Making a Difference: Letting Youth Tell the Story
Capturing the real impact of youth development projects that aim to change attitudes and behaviors is a challenge—it’s not found in numbers of people trained or workshops held. Traditional monitoring and evaluation (M&E) tools have their limitations; for example, young people often want to give the “right” answers on surveys or in focus groups– a bias that can be even stronger in cultures that prioritize respect for elders. Personal stories can provide great insight into how a program has changed lives, but they’re generally anecdotal rather than statistically significant M&E data.
However, at a recent panel called Beyond the Numbers: Storytelling as a Youth Development Evaluation Tool, hosted by the Society for International Development – Washington’s Youth in Development Workgroup at IREX’s headquarters, I learned about two creative, quantifiable M&E techniques that can strengthen a mixed-method evaluation plan. Soledad Muñiz presented the Participatory Video methodology her organization, InsightShare, has used in Kenya and around the world, while Matt Gallagher shared his experience analyzing stories as an evaluator for the Administration for Native Americans (ANA).
Two valuable common threads stood out for me—the use of storytelling, an important feature in both Kenyan and Native American culture, and the shift in focus from beneficiaries as subjects of evaluation to partners in the evaluation process. InsightShare trains communities to make videos about important local issues.

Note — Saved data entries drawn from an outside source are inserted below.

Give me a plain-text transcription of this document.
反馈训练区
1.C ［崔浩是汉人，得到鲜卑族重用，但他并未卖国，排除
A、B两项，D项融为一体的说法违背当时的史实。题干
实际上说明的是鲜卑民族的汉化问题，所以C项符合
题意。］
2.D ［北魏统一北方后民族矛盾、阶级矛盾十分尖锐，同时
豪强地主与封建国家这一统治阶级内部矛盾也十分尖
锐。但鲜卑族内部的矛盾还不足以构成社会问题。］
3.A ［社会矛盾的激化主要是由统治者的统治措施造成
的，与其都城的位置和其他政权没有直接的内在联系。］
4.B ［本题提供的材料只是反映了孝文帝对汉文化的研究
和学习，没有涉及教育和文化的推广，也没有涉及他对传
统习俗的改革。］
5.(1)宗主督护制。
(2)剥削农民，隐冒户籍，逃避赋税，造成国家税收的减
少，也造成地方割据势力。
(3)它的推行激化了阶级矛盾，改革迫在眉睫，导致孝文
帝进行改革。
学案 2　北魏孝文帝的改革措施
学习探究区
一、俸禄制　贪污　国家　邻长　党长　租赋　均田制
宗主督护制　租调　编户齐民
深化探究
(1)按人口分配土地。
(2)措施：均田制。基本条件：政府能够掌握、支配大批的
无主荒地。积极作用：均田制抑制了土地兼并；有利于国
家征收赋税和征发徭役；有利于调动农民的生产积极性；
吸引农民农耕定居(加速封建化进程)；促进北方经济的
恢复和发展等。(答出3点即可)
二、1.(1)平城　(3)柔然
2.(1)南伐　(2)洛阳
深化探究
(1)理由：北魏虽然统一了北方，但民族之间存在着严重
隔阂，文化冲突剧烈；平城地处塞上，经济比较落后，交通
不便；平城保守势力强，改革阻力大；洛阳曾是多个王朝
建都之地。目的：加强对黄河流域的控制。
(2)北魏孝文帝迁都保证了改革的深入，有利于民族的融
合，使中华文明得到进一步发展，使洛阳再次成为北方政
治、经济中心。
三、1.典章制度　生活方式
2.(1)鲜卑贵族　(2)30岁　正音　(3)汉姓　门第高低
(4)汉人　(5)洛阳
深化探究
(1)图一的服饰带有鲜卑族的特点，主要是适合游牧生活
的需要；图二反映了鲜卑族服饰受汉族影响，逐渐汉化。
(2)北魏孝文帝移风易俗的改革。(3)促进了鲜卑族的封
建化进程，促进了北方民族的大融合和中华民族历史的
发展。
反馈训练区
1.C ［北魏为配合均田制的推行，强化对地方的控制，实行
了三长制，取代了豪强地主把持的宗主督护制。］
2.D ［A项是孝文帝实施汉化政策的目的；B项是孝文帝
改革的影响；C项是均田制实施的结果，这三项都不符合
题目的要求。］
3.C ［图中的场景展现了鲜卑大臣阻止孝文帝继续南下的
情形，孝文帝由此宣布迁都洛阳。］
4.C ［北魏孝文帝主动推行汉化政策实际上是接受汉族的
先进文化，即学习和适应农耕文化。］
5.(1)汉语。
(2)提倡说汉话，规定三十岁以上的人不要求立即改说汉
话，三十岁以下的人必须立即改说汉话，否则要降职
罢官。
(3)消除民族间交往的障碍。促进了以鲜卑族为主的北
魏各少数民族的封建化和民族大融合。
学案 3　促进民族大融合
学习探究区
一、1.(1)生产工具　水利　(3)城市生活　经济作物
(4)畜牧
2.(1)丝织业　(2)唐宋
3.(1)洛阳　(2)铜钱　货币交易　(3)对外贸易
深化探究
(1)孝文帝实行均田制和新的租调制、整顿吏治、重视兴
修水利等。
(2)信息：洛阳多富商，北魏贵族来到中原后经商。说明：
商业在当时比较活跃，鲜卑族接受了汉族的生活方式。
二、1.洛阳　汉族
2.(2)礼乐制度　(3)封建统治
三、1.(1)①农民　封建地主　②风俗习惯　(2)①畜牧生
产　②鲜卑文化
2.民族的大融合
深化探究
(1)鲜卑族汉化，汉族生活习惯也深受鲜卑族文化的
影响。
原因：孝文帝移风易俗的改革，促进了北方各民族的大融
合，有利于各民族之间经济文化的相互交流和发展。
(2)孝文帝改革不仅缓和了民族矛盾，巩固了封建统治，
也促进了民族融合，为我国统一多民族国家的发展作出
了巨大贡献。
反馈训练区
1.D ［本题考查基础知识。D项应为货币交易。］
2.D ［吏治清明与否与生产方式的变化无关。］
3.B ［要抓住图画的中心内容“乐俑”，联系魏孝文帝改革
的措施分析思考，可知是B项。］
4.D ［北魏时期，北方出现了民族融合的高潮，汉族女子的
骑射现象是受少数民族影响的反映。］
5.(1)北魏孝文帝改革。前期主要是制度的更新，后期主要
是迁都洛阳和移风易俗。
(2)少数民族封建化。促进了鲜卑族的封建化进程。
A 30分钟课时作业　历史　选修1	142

In the evaluation of a Mercy Corps sports and tolerance program in Kenya, participants selected the video stories they felt were most representative of the program’s impact.
To evaluate grant projects supported by the ANA, Gallagher made space for story circles, where participants talked freely about the changes they saw in their communities and drew their own conclusions about the project’s impact. Through additional story coding and analysis, he documented connections and themes– for example, “reclaiming identity” as the result of a Native American language school project—and used the data in ANA budget justifications to Congress.
Janet Kerley, Chief of Evaluation, Research and Measurement at Peace Corps, served as a respondent from the donor’s perspective. (Kerley previously held senior positions in evaluation at USAID and the State Department.) “An anecdote is not evidence, but the plural of anecdote is data,” she said, quoting UC Berkeley political scientist Ray Wolfinger. “Stories are legitimate sources of qualitative data.”
They can’t stand in isolation, but these innovative approaches show that when proper standards and rigor are applied, stories are more than just promotional material. As a youth development professional focusing on attitudinal and behavioral change, I look forward to exploring new ways to give youth a voice in capturing the impact they value most about IREX programs.